Eppelsberg
Highlights
- Der Eppelsberg bei Nickenich ist ein 230.000 Jahre alter Schlackenkegel-Vulkan der Osteifel.
- Durch aktiven Abbau sind bis zu 70 Meter hohe Ablagerungsschichten und ein Maarwall sichtbar.
- Der Vulkan durchlief fünf Ausbruchsphasen, gefolgt von Vegetationswachstum und späteren Eruptionen in der Region.
Tipps
- Der Eppelsberg bietet durch seinen Vulkan-Steinbruch interessante Einblicke in verschiedene Ablagerungsschichten – ideal für Natur- und Geologieinteressierte.
- Ein Besuch lohnt sich besonders bei trockenem Wetter, da der Weg ansonsten schnell zugewachsen oder schwer passierbar wird.
- Vor Ort gibt es zwar keine ausgeschilderten Wege mehr, aber einen Trampelpfad entlang der sichtbaren Gesteinsschichten zum Erkunden.
Eigenschaften
Über Eppelsberg
Der Eppelsberg bei Nickenich ist ein ehemaliger Vulkan in der Ost-Eifel und zählt zu den typischen Schlackenkegeln der Region. Vor rund 230.000 Jahren entstand er durch mehrere vulkanische Aktivitätsphasen, die sich in unterschiedlichen Ablagerungsschichten widerspiegeln. Heute dient der Berg als aktiver Steinbruch, in dem die einzelnen Schichten durch den Abbau sichtbar werden. Besonders auffällig ist eine bis zu 70 Meter hohe Gesteinswand, die einen tiefen Einblick in die Entstehungsgeschichte des Vulkans bietet.
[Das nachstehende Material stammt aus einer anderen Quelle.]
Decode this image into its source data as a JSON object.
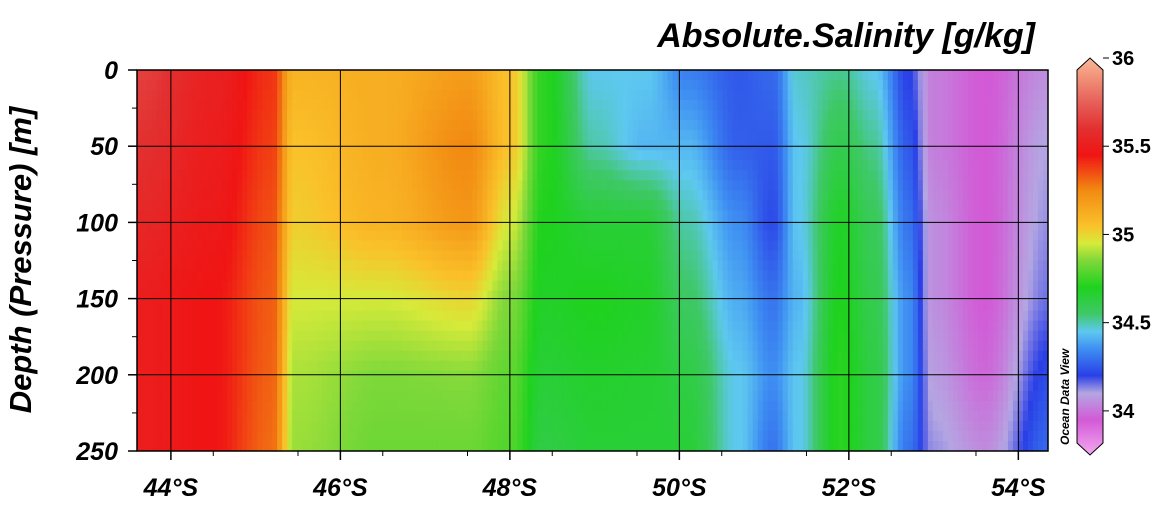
{
  "chart_data": {
    "type": "heatmap",
    "title": "Absolute.Salinity [g/kg]",
    "ylabel": "Depth (Pressure) [m]",
    "xlabel": "",
    "watermark": "Ocean Data View",
    "xlim": [
      43.6,
      54.35
    ],
    "ylim": [
      250,
      0
    ],
    "x_ticks": [
      {
        "value": 44,
        "label": "44°S"
      },
      {
        "value": 46,
        "label": "46°S"
      },
      {
        "value": 48,
        "label": "48°S"
      },
      {
        "value": 50,
        "label": "50°S"
      },
      {
        "value": 52,
        "label": "52°S"
      },
      {
        "value": 54,
        "label": "54°S"
      }
    ],
    "y_ticks": [
      {
        "value": 0,
        "label": "0"
      },
      {
        "value": 50,
        "label": "50"
      },
      {
        "value": 100,
        "label": "100"
      },
      {
        "value": 150,
        "label": "150"
      },
      {
        "value": 200,
        "label": "200"
      },
      {
        "value": 250,
        "label": "250"
      }
    ],
    "grid": true,
    "colorbar": {
      "range": [
        33.75,
        36
      ],
      "ticks": [
        {
          "value": 34,
          "label": "34"
        },
        {
          "value": 34.5,
          "label": "34.5"
        },
        {
          "value": 35,
          "label": "35"
        },
        {
          "value": 35.5,
          "label": "35.5"
        },
        {
          "value": 36,
          "label": "36"
        }
      ],
      "stops": [
        {
          "value": 33.75,
          "color": "#f3a8f0"
        },
        {
          "value": 33.95,
          "color": "#d25ad6"
        },
        {
          "value": 34.1,
          "color": "#b4a6e2"
        },
        {
          "value": 34.2,
          "color": "#2a3fe6"
        },
        {
          "value": 34.35,
          "color": "#3e8ef2"
        },
        {
          "value": 34.45,
          "color": "#5ec8f0"
        },
        {
          "value": 34.55,
          "color": "#3fc868"
        },
        {
          "value": 34.7,
          "color": "#1ed21e"
        },
        {
          "value": 34.85,
          "color": "#7ed83a"
        },
        {
          "value": 34.95,
          "color": "#d6ea3a"
        },
        {
          "value": 35.05,
          "color": "#fac12a"
        },
        {
          "value": 35.25,
          "color": "#f28a12"
        },
        {
          "value": 35.45,
          "color": "#f01414"
        },
        {
          "value": 35.6,
          "color": "#e23030"
        },
        {
          "value": 35.75,
          "color": "#e6605a"
        },
        {
          "value": 35.9,
          "color": "#f2957a"
        },
        {
          "value": 36,
          "color": "#f9b89a"
        }
      ]
    },
    "depths": [
      0,
      50,
      100,
      150,
      200,
      250
    ],
    "stations": [
      {
        "lat": 43.6,
        "salinity": [
          35.65,
          35.6,
          35.55,
          35.5,
          35.5,
          35.5
        ]
      },
      {
        "lat": 44.5,
        "salinity": [
          35.52,
          35.5,
          35.48,
          35.45,
          35.45,
          35.45
        ]
      },
      {
        "lat": 45.2,
        "salinity": [
          35.4,
          35.38,
          35.35,
          35.33,
          35.32,
          35.3
        ]
      },
      {
        "lat": 45.45,
        "salinity": [
          35.1,
          35.05,
          35.02,
          34.95,
          34.9,
          34.88
        ]
      },
      {
        "lat": 46.5,
        "salinity": [
          35.12,
          35.12,
          35.1,
          34.95,
          34.85,
          34.82
        ]
      },
      {
        "lat": 47.5,
        "salinity": [
          35.18,
          35.25,
          35.2,
          35.0,
          34.86,
          34.82
        ]
      },
      {
        "lat": 48.0,
        "salinity": [
          35.05,
          35.05,
          34.95,
          34.85,
          34.8,
          34.78
        ]
      },
      {
        "lat": 48.4,
        "salinity": [
          34.72,
          34.72,
          34.7,
          34.68,
          34.65,
          34.62
        ]
      },
      {
        "lat": 49.0,
        "salinity": [
          34.45,
          34.5,
          34.65,
          34.7,
          34.67,
          34.65
        ]
      },
      {
        "lat": 49.6,
        "salinity": [
          34.45,
          34.42,
          34.65,
          34.68,
          34.66,
          34.65
        ]
      },
      {
        "lat": 50.1,
        "salinity": [
          34.32,
          34.42,
          34.5,
          34.56,
          34.62,
          34.65
        ]
      },
      {
        "lat": 50.7,
        "salinity": [
          34.25,
          34.26,
          34.35,
          34.4,
          34.45,
          34.45
        ]
      },
      {
        "lat": 51.1,
        "salinity": [
          34.28,
          34.25,
          34.22,
          34.3,
          34.35,
          34.3
        ]
      },
      {
        "lat": 51.4,
        "salinity": [
          34.48,
          34.45,
          34.45,
          34.42,
          34.45,
          34.45
        ]
      },
      {
        "lat": 51.9,
        "salinity": [
          34.52,
          34.6,
          34.68,
          34.7,
          34.72,
          34.72
        ]
      },
      {
        "lat": 52.3,
        "salinity": [
          34.45,
          34.52,
          34.58,
          34.6,
          34.62,
          34.62
        ]
      },
      {
        "lat": 52.7,
        "salinity": [
          34.2,
          34.25,
          34.3,
          34.35,
          34.35,
          34.3
        ]
      },
      {
        "lat": 53.0,
        "salinity": [
          34.02,
          34.02,
          34.05,
          34.05,
          34.08,
          34.12
        ]
      },
      {
        "lat": 53.6,
        "salinity": [
          33.95,
          33.95,
          33.95,
          33.95,
          33.98,
          34.05
        ]
      },
      {
        "lat": 54.35,
        "salinity": [
          34.05,
          34.1,
          34.12,
          34.15,
          34.22,
          34.28
        ]
      }
    ]
  }
}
Die Entstehung des Eppelsbergs begann mit einer phreatomagmatischen Explosion, bei der Magma und Grundwasser aufeinandertrafen. Es entstand ein Maar mit einem tiefen Krater und einem umgebenden Wall aus lockeren vulkanischen Ablagerungen. Nach einer langen Ruhephase kam es zu weiteren Ausbrüchen, darunter einer Hauptphase, in der der charakteristische Schlackenkegel aufgeschüttet wurde. Spätere Eruptionsphasen führten zur Bildung des sogenannten „Schwarzen Bands“ sowie der bunten Ablagerungsschichten, die heute farblich auffallen und gut zu unterscheiden sind.
Ein besonderes Merkmal des Eppelsbergs ist die sichtbare Kraterdiskordanz – eine treppenförmige Rutschung, die zeigt, wie ältere Teile des Vulkans in spätere Kraterstrukturen abgesackt sind. Auch die Spuren ehemaliger Vegetation sind erhalten geblieben: In den bunten Schichten finden sich Hohlräume, die einst von Baumstämmen und Ästen gebildet wurden. Diese Höhlungen dienen heute als Nistplätze für verschiedene Vogelarten wie Dohlen, Turmfalken und Hausrotschwänze. Hinzu kommt eine Bimsschicht, die vom Ausbruch des Laacher See-Vulkans stammt und den gesamten Eppelsberg überdeckt.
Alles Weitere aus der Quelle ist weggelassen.